Remember this also:  it’s always easy to look back and see what we were, yesterday, ten years ago.  It is hard to see what we are.  If you can master the trick, you’ll get along.”

~ Uncle Jack Finch, Go Set a Watchman by Harper Lee

My little girl had spoken through dreams, through illness, through a close-to-death experience, and eventually would use the threat of losing all my mobility, my dance, my job, and my identity.

You cannot silence the strong. And my little girl is powerful.
Now I know.
Now I know.

But I’m getting ahead of myself.
The fact is, I didn’t want to hear her – for a long time I couldn’t bear the thought that she even still existed.

“Talk to me about child Abeth.”

“I don’t want to.”

“Why not?”

“Because I don’t like her. She’s not me. I hate her.”

Maria João gently probed, trying every now and again to coax her out, and yet there was a lot I simply had erased or just didn’t let myself recall, and other times I oh-so-slyly steered the conversation in another direction. I felt I had a chance at life if I left the past behind and didn’t remember.

After all, my leaving it behind had been much more than mental. I had settled into life half a world away. Serendipity had me choosing the European equivalent of California for my new home, in an ironic juxtaposition of the distance I had to run, and yet my need to connect to who I was in my essence. Go figure.

I did my best to pretend that the first part of my life need not have any bearing on the next, but if you don’t make peace with your past, it will constantly be there haunting you in every relationship and project you undertake. It’ll ooze out from between the seams and get messy. Quite messy, indeed.

Now I recognize that what was broken was my relationship to myself. Hindsight is so much clearer and elucidating.

At the time I was impatient with the idea of an inner child. I mean, come on. That child was long gone and I was someone else now, and I didn’t want to think about her because, well, the fact was that I just couldn’t stand her.

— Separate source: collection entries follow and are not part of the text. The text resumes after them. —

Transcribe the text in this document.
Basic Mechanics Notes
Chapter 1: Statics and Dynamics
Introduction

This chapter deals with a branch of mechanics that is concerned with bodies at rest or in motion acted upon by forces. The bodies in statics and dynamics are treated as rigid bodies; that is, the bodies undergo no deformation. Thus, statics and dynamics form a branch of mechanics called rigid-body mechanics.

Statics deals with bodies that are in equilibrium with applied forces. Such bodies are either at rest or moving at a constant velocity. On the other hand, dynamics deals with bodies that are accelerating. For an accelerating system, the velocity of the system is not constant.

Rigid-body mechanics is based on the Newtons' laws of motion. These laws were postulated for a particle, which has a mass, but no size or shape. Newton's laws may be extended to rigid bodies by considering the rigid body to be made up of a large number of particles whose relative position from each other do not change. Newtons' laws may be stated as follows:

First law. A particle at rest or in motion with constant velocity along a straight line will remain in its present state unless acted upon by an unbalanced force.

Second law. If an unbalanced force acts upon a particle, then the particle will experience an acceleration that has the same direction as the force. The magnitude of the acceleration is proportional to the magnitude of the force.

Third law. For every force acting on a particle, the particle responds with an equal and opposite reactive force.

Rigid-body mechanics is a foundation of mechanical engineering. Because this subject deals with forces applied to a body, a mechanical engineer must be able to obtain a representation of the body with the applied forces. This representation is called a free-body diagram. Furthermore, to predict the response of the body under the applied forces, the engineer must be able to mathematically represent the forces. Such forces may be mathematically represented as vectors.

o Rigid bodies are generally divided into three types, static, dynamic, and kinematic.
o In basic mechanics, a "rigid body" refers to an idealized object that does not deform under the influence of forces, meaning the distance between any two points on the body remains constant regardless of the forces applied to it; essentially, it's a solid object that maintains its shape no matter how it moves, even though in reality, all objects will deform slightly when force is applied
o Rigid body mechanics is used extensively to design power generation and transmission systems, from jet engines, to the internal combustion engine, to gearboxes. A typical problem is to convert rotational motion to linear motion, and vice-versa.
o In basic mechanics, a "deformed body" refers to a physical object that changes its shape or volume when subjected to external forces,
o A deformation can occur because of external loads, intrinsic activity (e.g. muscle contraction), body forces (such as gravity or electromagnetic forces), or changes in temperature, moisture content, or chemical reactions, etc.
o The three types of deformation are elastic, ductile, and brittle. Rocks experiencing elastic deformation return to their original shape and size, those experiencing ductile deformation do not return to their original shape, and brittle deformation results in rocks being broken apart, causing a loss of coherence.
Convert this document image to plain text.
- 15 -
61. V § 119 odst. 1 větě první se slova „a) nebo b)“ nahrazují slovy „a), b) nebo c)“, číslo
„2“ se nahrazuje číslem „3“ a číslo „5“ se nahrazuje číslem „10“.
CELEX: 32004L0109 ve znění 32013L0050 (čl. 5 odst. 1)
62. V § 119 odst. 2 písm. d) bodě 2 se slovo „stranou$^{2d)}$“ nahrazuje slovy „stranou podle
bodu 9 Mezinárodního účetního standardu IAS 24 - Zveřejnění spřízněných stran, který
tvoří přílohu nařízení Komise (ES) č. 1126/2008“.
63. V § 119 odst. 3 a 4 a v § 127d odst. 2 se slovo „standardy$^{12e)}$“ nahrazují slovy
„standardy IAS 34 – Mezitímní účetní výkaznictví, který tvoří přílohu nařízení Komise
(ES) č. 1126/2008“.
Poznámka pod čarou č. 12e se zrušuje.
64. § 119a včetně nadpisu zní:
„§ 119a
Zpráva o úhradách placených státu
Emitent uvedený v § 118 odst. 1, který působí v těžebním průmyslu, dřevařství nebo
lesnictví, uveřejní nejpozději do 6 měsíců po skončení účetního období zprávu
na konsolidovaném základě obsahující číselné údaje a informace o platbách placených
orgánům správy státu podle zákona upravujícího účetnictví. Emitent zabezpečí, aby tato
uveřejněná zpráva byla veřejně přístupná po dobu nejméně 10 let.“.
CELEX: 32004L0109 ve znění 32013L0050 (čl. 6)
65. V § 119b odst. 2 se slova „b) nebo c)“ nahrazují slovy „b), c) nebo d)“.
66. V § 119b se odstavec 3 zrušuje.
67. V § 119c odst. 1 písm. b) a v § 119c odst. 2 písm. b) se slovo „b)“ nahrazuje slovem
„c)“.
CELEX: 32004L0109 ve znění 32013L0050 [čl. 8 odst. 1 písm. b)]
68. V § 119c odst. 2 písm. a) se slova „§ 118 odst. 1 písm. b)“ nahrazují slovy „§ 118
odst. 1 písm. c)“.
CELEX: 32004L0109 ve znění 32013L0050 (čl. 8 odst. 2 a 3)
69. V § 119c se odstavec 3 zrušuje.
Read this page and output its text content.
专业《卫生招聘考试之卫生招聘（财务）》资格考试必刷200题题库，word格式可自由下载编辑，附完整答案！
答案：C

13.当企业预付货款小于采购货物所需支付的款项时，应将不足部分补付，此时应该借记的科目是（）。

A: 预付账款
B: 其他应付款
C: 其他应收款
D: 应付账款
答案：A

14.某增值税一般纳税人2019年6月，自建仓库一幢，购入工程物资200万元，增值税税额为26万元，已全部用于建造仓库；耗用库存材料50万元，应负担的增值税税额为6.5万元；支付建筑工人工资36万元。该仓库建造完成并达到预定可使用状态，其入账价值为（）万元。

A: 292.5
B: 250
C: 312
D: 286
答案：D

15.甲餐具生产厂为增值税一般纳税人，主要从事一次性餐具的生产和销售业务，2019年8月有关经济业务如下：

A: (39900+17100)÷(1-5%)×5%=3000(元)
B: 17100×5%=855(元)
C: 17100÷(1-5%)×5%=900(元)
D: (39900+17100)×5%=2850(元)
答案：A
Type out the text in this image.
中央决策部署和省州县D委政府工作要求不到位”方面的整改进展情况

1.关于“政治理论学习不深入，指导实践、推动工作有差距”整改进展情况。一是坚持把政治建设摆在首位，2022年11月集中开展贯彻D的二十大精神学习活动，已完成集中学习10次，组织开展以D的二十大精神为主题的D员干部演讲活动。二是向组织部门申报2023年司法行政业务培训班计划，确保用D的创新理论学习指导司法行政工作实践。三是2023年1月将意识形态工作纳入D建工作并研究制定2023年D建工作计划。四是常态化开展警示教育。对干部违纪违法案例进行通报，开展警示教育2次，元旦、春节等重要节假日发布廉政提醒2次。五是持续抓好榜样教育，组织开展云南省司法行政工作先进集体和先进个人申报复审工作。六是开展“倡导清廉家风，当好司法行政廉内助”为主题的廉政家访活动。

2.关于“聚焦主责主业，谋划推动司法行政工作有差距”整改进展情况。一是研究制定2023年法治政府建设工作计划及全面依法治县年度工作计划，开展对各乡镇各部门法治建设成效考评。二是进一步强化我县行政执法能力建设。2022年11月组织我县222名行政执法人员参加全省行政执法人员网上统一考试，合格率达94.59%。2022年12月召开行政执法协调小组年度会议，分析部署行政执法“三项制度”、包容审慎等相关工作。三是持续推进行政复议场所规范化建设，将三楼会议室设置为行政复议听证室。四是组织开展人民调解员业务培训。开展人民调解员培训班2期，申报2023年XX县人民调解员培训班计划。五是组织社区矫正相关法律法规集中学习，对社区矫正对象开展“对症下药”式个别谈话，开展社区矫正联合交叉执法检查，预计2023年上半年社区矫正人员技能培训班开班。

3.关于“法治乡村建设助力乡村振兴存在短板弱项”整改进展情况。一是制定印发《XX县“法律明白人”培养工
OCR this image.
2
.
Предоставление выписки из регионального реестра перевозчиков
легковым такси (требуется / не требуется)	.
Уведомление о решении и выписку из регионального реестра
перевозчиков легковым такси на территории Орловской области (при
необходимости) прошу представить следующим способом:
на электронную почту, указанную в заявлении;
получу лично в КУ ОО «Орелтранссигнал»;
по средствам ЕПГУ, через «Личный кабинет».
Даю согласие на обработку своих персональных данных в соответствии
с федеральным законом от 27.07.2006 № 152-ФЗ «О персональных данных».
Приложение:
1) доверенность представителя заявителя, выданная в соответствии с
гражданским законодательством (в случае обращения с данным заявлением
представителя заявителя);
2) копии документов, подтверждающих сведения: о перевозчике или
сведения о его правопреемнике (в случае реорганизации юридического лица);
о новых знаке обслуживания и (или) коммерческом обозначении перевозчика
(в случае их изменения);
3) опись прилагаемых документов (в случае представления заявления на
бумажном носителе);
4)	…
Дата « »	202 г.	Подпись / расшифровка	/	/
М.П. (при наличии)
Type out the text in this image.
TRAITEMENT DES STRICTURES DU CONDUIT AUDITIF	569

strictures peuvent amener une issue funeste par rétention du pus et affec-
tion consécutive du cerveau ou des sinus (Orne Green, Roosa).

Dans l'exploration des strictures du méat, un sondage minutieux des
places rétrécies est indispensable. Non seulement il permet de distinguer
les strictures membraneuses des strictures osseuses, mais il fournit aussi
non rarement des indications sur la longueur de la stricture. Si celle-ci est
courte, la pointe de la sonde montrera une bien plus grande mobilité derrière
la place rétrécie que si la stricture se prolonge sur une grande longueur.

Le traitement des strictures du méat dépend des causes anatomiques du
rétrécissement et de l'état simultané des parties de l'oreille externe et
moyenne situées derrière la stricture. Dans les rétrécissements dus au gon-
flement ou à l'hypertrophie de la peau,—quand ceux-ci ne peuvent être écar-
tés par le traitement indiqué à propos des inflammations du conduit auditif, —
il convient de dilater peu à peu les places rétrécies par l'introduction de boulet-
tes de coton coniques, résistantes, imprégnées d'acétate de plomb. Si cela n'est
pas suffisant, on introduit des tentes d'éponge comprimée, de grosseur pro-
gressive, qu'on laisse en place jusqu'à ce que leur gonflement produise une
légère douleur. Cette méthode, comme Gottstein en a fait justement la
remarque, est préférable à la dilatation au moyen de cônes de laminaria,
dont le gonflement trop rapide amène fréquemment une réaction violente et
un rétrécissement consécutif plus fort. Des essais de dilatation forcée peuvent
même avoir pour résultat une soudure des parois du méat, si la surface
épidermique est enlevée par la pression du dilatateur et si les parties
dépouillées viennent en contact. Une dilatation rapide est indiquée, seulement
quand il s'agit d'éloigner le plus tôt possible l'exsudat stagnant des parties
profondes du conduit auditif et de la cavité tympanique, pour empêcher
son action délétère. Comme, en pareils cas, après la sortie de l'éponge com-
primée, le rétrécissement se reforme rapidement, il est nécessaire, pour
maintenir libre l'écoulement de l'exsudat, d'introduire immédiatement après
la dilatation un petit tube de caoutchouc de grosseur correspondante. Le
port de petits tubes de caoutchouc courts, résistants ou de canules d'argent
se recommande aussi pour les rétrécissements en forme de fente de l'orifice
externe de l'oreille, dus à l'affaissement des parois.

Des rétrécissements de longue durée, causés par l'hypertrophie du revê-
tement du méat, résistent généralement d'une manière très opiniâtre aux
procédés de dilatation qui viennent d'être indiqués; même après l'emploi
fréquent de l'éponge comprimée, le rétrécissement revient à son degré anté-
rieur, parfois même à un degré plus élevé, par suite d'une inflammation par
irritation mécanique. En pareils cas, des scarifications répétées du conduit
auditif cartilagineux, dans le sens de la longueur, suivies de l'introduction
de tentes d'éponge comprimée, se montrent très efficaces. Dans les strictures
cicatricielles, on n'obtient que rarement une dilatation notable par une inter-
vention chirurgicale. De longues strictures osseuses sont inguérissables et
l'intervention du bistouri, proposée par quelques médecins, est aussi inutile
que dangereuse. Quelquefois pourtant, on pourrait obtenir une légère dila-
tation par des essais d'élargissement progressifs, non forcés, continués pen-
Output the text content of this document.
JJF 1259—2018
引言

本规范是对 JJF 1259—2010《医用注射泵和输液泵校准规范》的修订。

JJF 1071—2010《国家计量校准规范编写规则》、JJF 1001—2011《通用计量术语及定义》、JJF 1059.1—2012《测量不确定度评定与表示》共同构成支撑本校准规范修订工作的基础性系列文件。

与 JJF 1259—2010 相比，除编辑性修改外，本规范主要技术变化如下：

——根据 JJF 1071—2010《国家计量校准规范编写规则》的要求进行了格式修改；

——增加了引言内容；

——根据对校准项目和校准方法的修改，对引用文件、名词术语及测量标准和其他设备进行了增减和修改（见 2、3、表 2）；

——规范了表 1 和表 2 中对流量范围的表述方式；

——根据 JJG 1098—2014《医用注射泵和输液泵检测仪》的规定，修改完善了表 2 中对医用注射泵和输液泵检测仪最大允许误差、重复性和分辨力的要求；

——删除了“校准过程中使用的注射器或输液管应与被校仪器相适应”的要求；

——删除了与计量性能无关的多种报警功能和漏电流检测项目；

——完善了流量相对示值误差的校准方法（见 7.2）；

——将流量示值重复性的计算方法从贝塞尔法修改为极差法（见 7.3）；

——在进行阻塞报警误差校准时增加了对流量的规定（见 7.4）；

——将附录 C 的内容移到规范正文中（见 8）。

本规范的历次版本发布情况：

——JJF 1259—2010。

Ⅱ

I would tell Maria João that I just needed to know what to do now, at this moment. What was the plan? How were we going to fix me? Talking about my childhood would be pointless. That was then, and this was now, and let’s just move on, ok?

And yet I dreamt about her sometimes. I dreamt about flying over a land where there was some kind of dangerous war being fought. Flying over in a helicopter with the doors open and holding on to this little girl so she wouldn’t fall out, feeling this tender need to protect her. I had these dreams with no inkling that the little girl was me.

The drive to survive and to thrive is not so easily snuffed out. Years of rejection, both by others and self, the latter being the greater evil, and yet that little girl, who always knew who she truly was, never gave up the fight. Despite the odds. Despite being ignored and shoved down into the depths of the most shadowy corners of the body. She remained, always so sure that she would win and regain the freedom and space to simply BE.

All this stirring up of some undercurrent inside me, began to erupt in little memories that said “Look at me. What do you see?”

I began to allow the memories to come.